Koalisi Buruh Sawit: Wujudkan Perlindungan Buruh Perkebunan Kelapa Sawit Dari Risiko Penggunaan Bahan Agrokimia, Buruh perkebunan kelapa sawit bekerja dalam kondisi rentan, tanpa jaminan perlindungan kesehatan dan keselamatan kerja yang memadai, kata ismet
Jakarta, Indonesia jurnalis – 19 Februari 2025, Koalisi Buruh Sawit (KBS) meminta pemerintah Indonesia untuk menata sistem perburuhan yang memposisikan buruh berada dalam kondisi hidup dan kondisi kerja yang layak. Hal itu disampaikan Ismet Inoni pada kegiatan Dialog Nasional Multi Pihak Buruh Sawit.
Dialog Nasional Multi Pihak ini membahas Dampak Penggunaan Bahan Agrokimia hasil penelitian IPOWU (Mondiaal FNV, KBS, GAWU Ghana dan CUT Kolombia) bersama dengan Profundo. Hadir sebagai narasumber dalam Dialog Nasional Multi Pihak ini antara lain perwakilan Kementerian Ketenagakerjaan, Serikat Buruh, organisasi Pengusaha Sawit, Ahli K3 dan Akademisi.

Penelitian mengenai dampak dan perlindungan buruh dari penggunaan bahan agro kimia dilakukan di perkebunan sawit di Kolombia, Ghana dan Indonesia. Dari penelitian ini diketahui sejumlah fakta risiko penggunaan bahan agrokimia terhadap buruh perkebunan kelapa sawit, minimnya perlindungan buruh, tantangan dan rekomendasi berkenaan perlindungan pekerja. Penelitian ini diharapkan berkontribusi pada dialog sosial yang bermanfaat antara serikat buruh dengan perusahaan perkebunan sawit dan pemangku kepentingan lainnya.
“Buruh perkebunan kelapa sawit bekerja dalam kondisi rentan, tanpa jaminan perlindungan kesehatan dan keselamatan kerja yang memadai terutama dari risiko terpapar bahan agrokimia. Koalisi Buruh Sawit melihat kerentanan buruh perkebunan kelapa sawit sudah berlangsung lama, bahkan terjadi di perkebunan kelapa sawit yang mengklaim memiliki sertifikat keberlanjutan”, kata Ismet Inoni, Koordinator Koalisi Buruh Sawit.

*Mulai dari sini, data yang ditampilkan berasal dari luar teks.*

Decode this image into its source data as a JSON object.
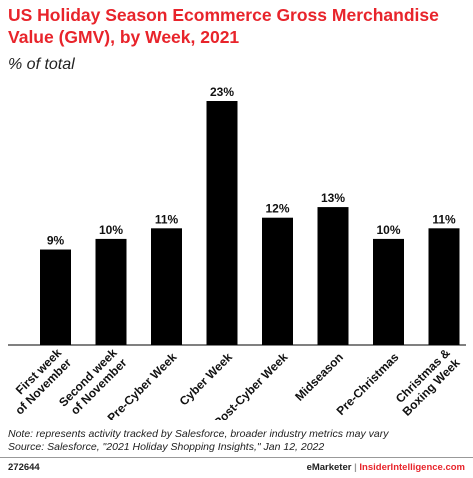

Yublina Oematan, ketua FSBKS menyatakan dialog ini diharapkan menjadi awal perbaikan serius kondisi K3 di perkebunan kelapa sawit. “Buruh perempuan di perkebunan kelapa sawit sangat rentan terpapar bahan agro kimia. Mayoritas buruh perempuan dipekerjakan di bagian penyemprotan dan pemupukan tanpa perlindungan yang memadai dari risiko terpapar bahan agrokimia.
Kami mengkhawatirkan keselamatan dan kesehatan kerja kami karena APD yang diberikan tidak layak pakai, perusahaan juga tidak menyediakan fasilitas pencucian APD di tempat kerja, kami sulit mengakses fasilitas sanitasi, kami juga sulit mengakses hasil pemeriksaan kesehatan yang dilakukan perusahaan. Pemerintah harus mengembangkan dan menerapkan sistem pemantauan kesehatan yang kuat untuk melacak gejala dan kondisi kesehatan buruh”, kata Yublina Oematan.
Herwin Nasution, ketua umum Federasi SERBUNDO menyatakan perlindungan buruh dari risiko terpapar bahan agrokimia tidak hanya menjadi tanggungjawab pemerintah, tetapi juga menjadi tanggungjawab pembeli minyak sawit. “Pembeli perlu mengembangkan dan menegakkan standar keberlanjutan dan kesehatan yang ketat yang harus dipatuhi oleh pemasok mengenai penggunaan bahan kimia pertanian yang aman. Selain itu, pembeli minyak sawit harus menerapkan audit rutin terhadap pemasok untuk menilai kepatuhan mereka terhadap standar dan regulasi keselamatan kerja”, kata Herwin Nasution.